Offering to demonstrate what he called his consistency as a political candidate, former Massachusetts Governor Mitt Romney cited, during Wednesday night's presidential debate, the fact that he's belonged to the Mormon church for his lifetime and been married to the same woman for 42 years.
"I am a man of steadiness and constancy," Romney said. "I don't think you will have somebody who has more of those attributes than I do."
"If I'm president of the United States, I will be true to my family, my faith and my country," he added, "and I will never apologize for the United States of America."
Romney was addressing, specifically, the charge that he is a finger-to-the-wind pol, willing to abandon any principle for political gain. The fact that he turned to biographical attributes to argue otherwise (he also noted that he served at private equity firm Bain Capital for 25 years), may serve the purpose of disputing that point. But it also left open questions about where he stands on specific policy matters.

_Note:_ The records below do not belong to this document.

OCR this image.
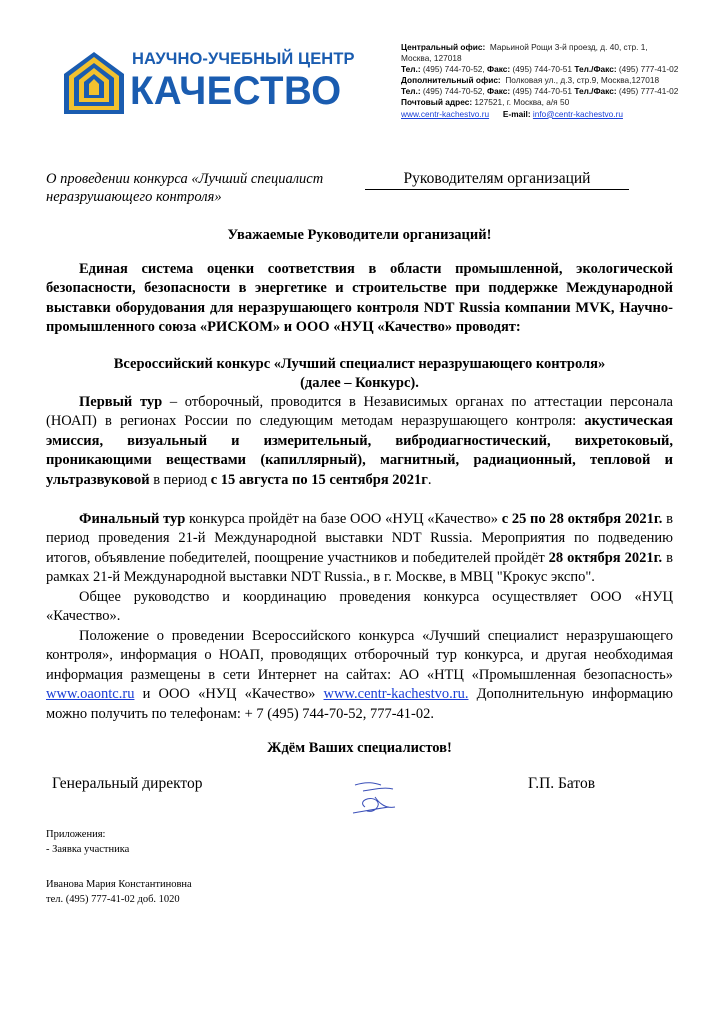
НАУЧНО-УЧЕБНЫЙ ЦЕНТР
КАЧЕСТВО
Центральный офис: Марьиной Рощи 3-й проезд, д. 40, стр. 1,
Москва, 127018
Тел.: (495) 744-70-52, Факс: (495) 744-70-51 Тел./Факс: (495) 777-41-02
Дополнительный офис: Полковая ул., д.3, стр.9, Москва,127018
Тел.: (495) 744-70-52, Факс: (495) 744-70-51 Тел./Факс: (495) 777-41-02
Почтовый адрес: 127521, г. Москва, а/я 50
www.centr-kachestvo.ru E-mail: info@centr-kachestvo.ru
О проведении конкурса «Лучший специалист
неразрушающего контроля»
Руководителям организаций
Уважаемые Руководители организаций!
Единая система оценки соответствия в области промышленной, экологической безопасности, безопасности в энергетике и строительстве при поддержке Международной выставки оборудования для неразрушающего контроля NDT Russia компании MVK, Научно-промышленного союза «РИСКОМ» и ООО «НУЦ «Качество» проводят:
Всероссийский конкурс «Лучший специалист неразрушающего контроля»
(далее – Конкурс).
Первый тур – отборочный, проводится в Независимых органах по аттестации персонала (НОАП) в регионах России по следующим методам неразрушающего контроля: акустическая эмиссия, визуальный и измерительный, вибродиагностический, вихретоковый, проникающими веществами (капиллярный), магнитный, радиационный, тепловой и ультразвуковой в период с 15 августа по 15 сентября 2021г.
Финальный тур конкурса пройдёт на базе ООО «НУЦ «Качество» с 25 по 28 октября 2021г. в период проведения 21-й Международной выставки NDT Russia. Мероприятия по подведению итогов, объявление победителей, поощрение участников и победителей пройдёт 28 октября 2021г. в рамках 21-й Международной выставки NDT Russia., в г. Москве, в МВЦ "Крокус экспо".
Общее руководство и координацию проведения конкурса осуществляет ООО «НУЦ «Качество».
Положение о проведении Всероссийского конкурса «Лучший специалист неразрушающего контроля», информация о НОАП, проводящих отборочный тур конкурса, и другая необходимая информация размещены в сети Интернет на сайтах: АО «НТЦ «Промышленная безопасность» www.oaontc.ru и ООО «НУЦ «Качество» www.centr-kachestvo.ru. Дополнительную информацию можно получить по телефонам: + 7 (495) 744-70-52, 777-41-02.
Ждём Ваших специалистов!
Генеральный директор	Г.П. Батов
Приложения:
- Заявка участника
Иванова Мария Константиновна
тел. (495) 777-41-02 доб. 1020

Before that segment, Romney was pressed on one of those policy positions: his difficult-to-pin-down assessment of whether or not the government should have bailed out the automotive industry between late 2008 and early 2009. As in the past, he insisted that he had been perfectly consistent on the matter.
His view, he reiterated, was that a managed bankruptcy process should have been pursued, rather than propping up the big three automakers with taxpayer funds until they ultimately went through a variation of that process.
"My plan, we would have had a private sector bailout with the right private sector restructuring... as opposed to government playing its heavy hand," he said.
The crowd in Michigan -- one of the states directly (and positively) affected by the bailout -- cheered his answer.